Un sottoscala o un piccolo giardino. Oppure un terrazzo. Diventare proprietari di una parte comune di un condominio è possibile. Ma è necessario che gli altri condomini siano d’accordo, oppure che solo l’interessato usufruisca del bene per un periodo prolungato.

L’usucapione
Si può diventare proprietari di una parte dello spazio comune di un condominio certamente per usucapione. In questo caso, non è necessario stabilire alcun contratto. È sufficiente un giudice che attesti il fatto. Ma l’interessato sarà costretto a dimostrare di aver utilizzato quel bene come se ne fosse il proprietario in modo continuo e indisturbato per almeno 20 anni.

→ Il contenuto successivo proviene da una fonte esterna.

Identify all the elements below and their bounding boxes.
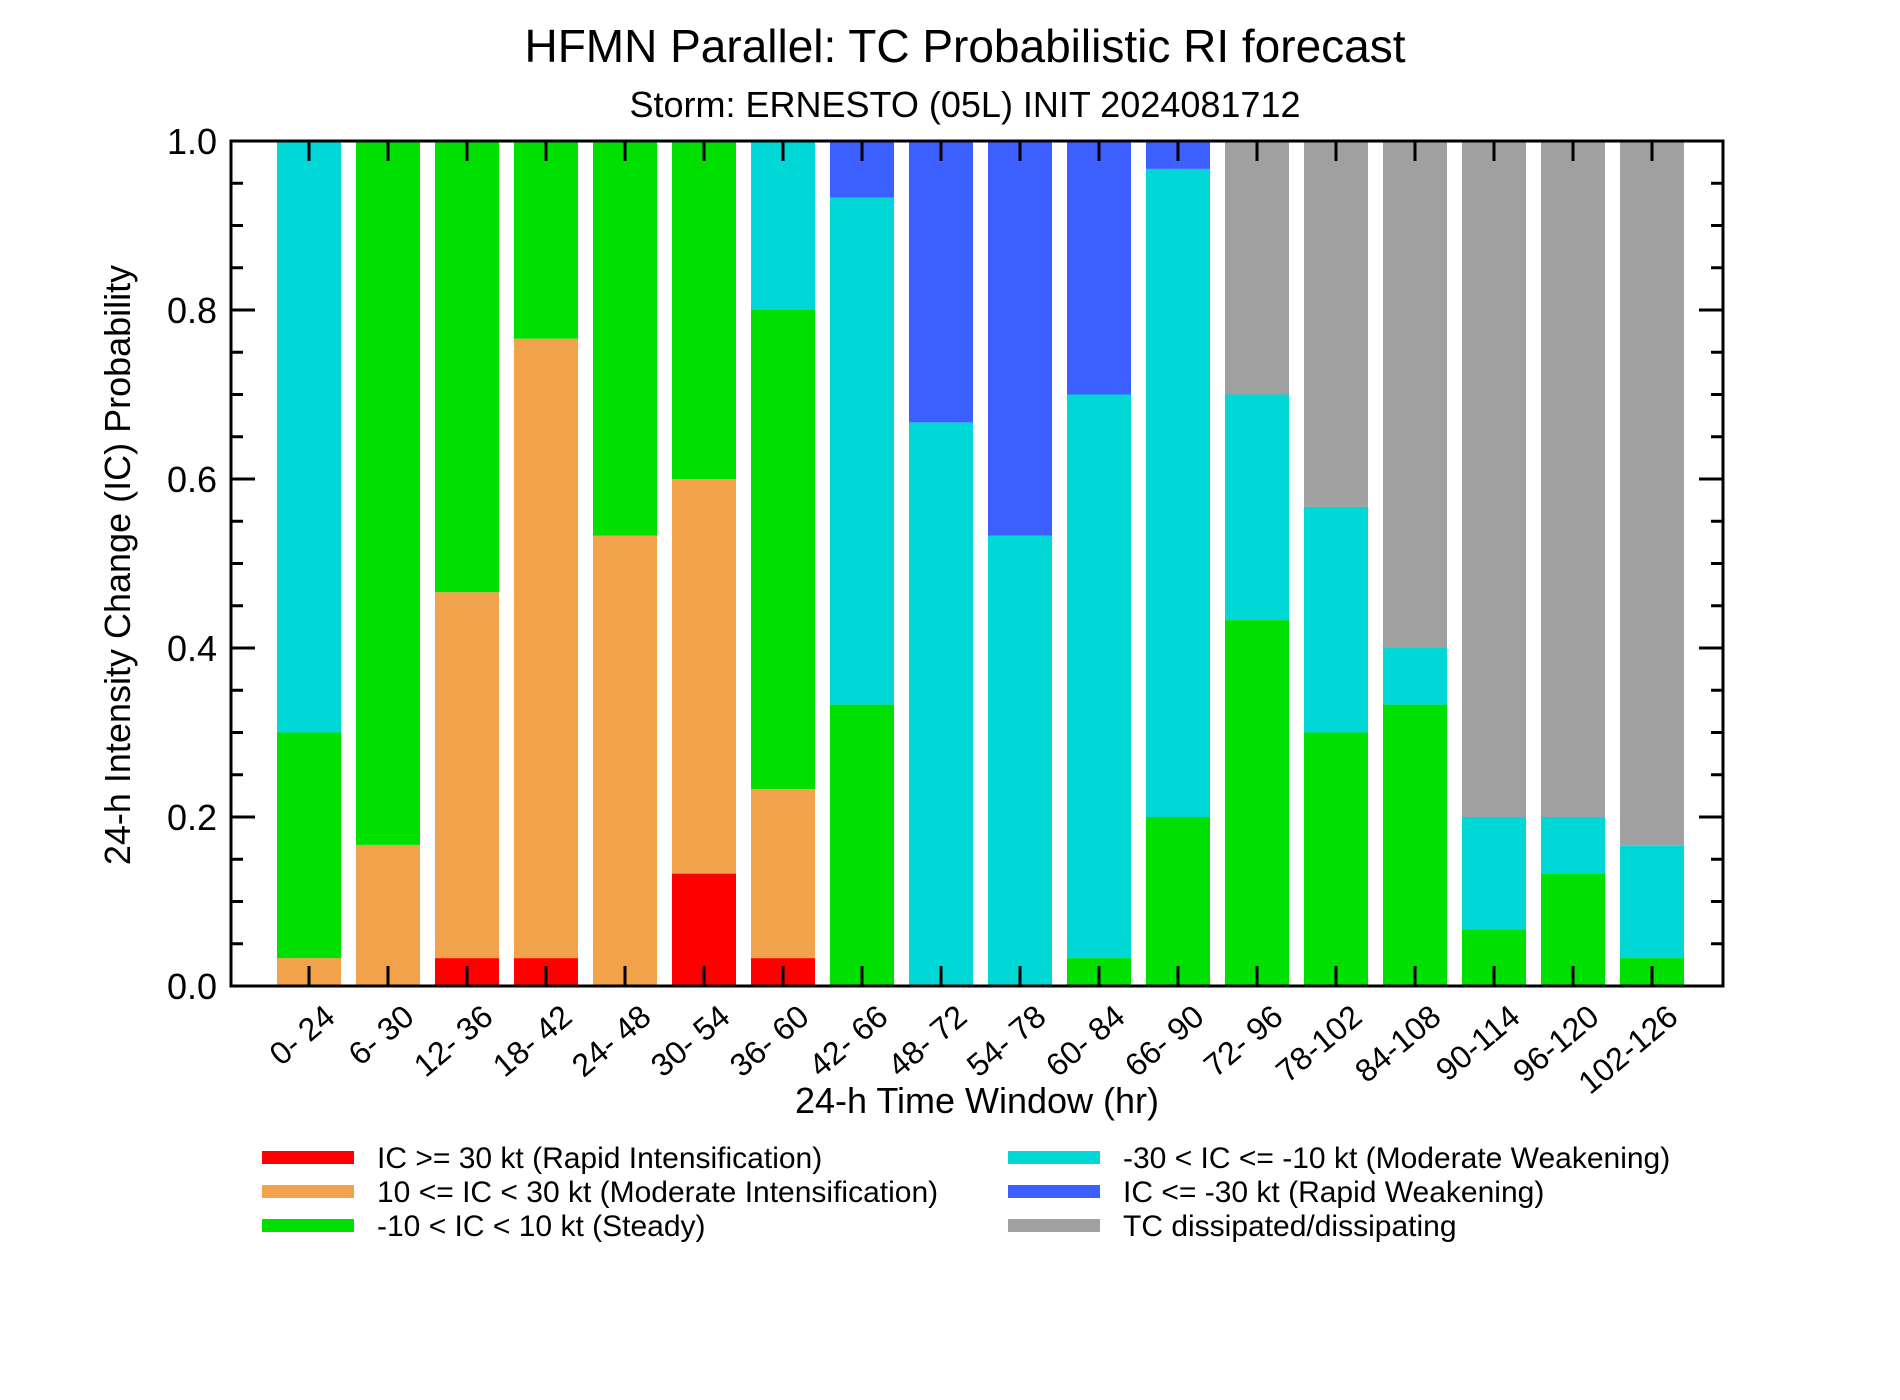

Nel condominio, l’usucapione può essere invocato solo se l’interessato abbia escluso di fatto la possibilità di accesso ad uno spazio comune da parte degli altri condomini e non è sufficiente un comportamento di tolleranza, per quanto prolungato.

L’acquisto
Può capitare che nel tempo parti comuni del condominio perdano la loro funzione e rimangano a lungo inutilizzati . Ciò può riguardare cantine, soffitte o l’abitazione del portiere quando il servizio di portineria non viene rinnovato. In questo caso, il condominio può alienare un bene ma solo se tutti i condomini esprimano chiaramente il loro interesse a vendere. Questo può avvenire senza ombra di dubbio in assemblea, ma sono consentiti anche altri mezzi che consentano di dimostrare chiaramente l’intenzione unanime. E l’unanimità piuttosto difficile da raggiungere quando il condominio è numeroso. L’amministratore potrà condurre le trattative con l’interessato su specifico mandato, ma la vendita dovrà avvenire alla presenza di tutti i co-proprietari, cioè tutti i condomini. Questi, in ogni caso, possono farsi rappresentare attraverso una procura speciale notarile.